Listen to House Minority Leader John Boehner's take on his recent meeting with then President-elect Obama on the next trillion-dollar bailout. Listen to the words from his own website. Boehner wants "to craft a plan [trillion-dollar bailout -- the sequel] that can pass in a bipartisan fashion." This is a pre-announced capitulation. It is not leadership. Conservatives must demand that the house cleaning of the GOP begin with the Republican's congressional leadership.
(5) Finally, let's take this bull by the horns. Conservatives need to start running for office. I know. I know. This is a daunting idea. But stop and think about it for a moment. If Nancy Pelosi is fit to be the Speaker of the House, then at least 90% of the rest of America's citizens are qualified to run for some public office. (This includes 99.99% of America's conservative stay at home moms. Run ladies run!)
There are problems with this final proposal. Most conservatives are too busy working at the jobs that make the country run to quit their real jobs and run the country. Be that as it may, some of us must step up to the political plate and take our turn at bat. After all, conservatives believe in limited government and this includes, for some of us, a limited term of public service.[i]
Which conservatives should run? Mothers whose children have left the nest, retired, or soon to be retired, business owners or workers, young conservatives who have been successful in business and can afford to sacrifice a few years in public office to help get the ship of state back on course, etc.
Look into your heart. Are you the next Sarah Palin? Why not? Those conservatives that can afford to run for office need to run for office; those who cannot run need to actively support those who can. And we need to do it from within the GOP.
How do conservatives gain control of the GOP? The answer is simple: We take it.

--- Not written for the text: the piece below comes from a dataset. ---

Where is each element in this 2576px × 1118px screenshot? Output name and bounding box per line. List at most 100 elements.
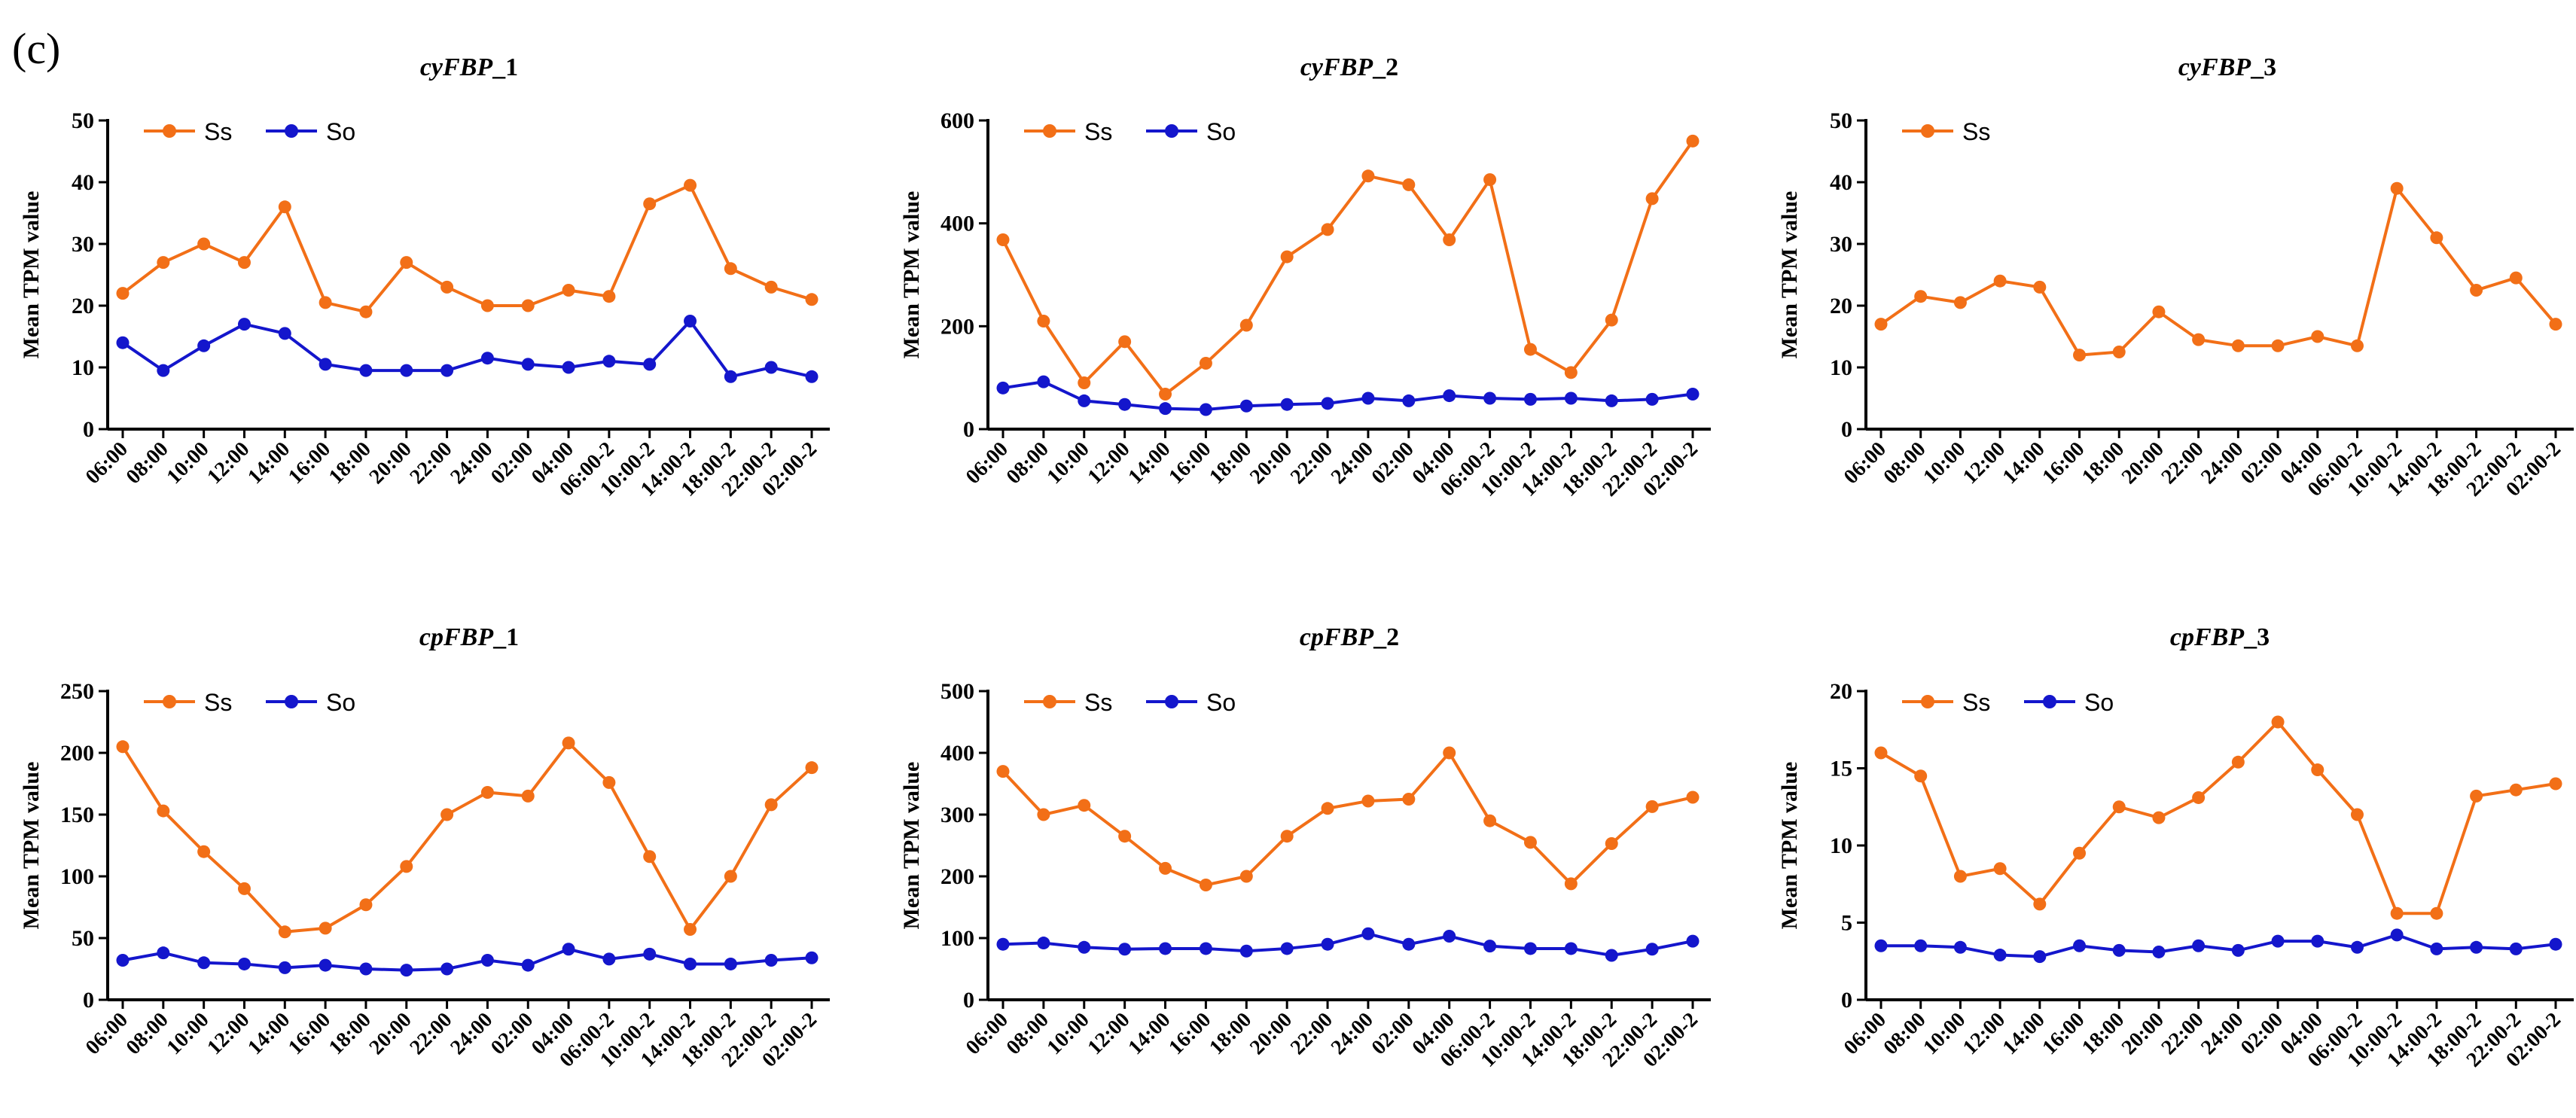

Larrey Anderson is a writer, a philosopher, and submissions editor for American Thinker. His latest award-winning novel is The Order of the Beloved. His memoir, Underground: Life and Survival in the Russian Black Market, has just been released.
[i] In the 1980s I was elected, as a Republican, to three consecutive terms in the Idaho State Senate. I ran each campaign on a budget of less than $10,000. I had tons of help from friends, family, and fellow conservatives. (I also had primary opposition from the Republican Party in each of my campaigns.) I retired in 1990 after sustaining a serious back injury. Running for public office is a lot hard work. But it is not impossible. If I can do it -- so can you.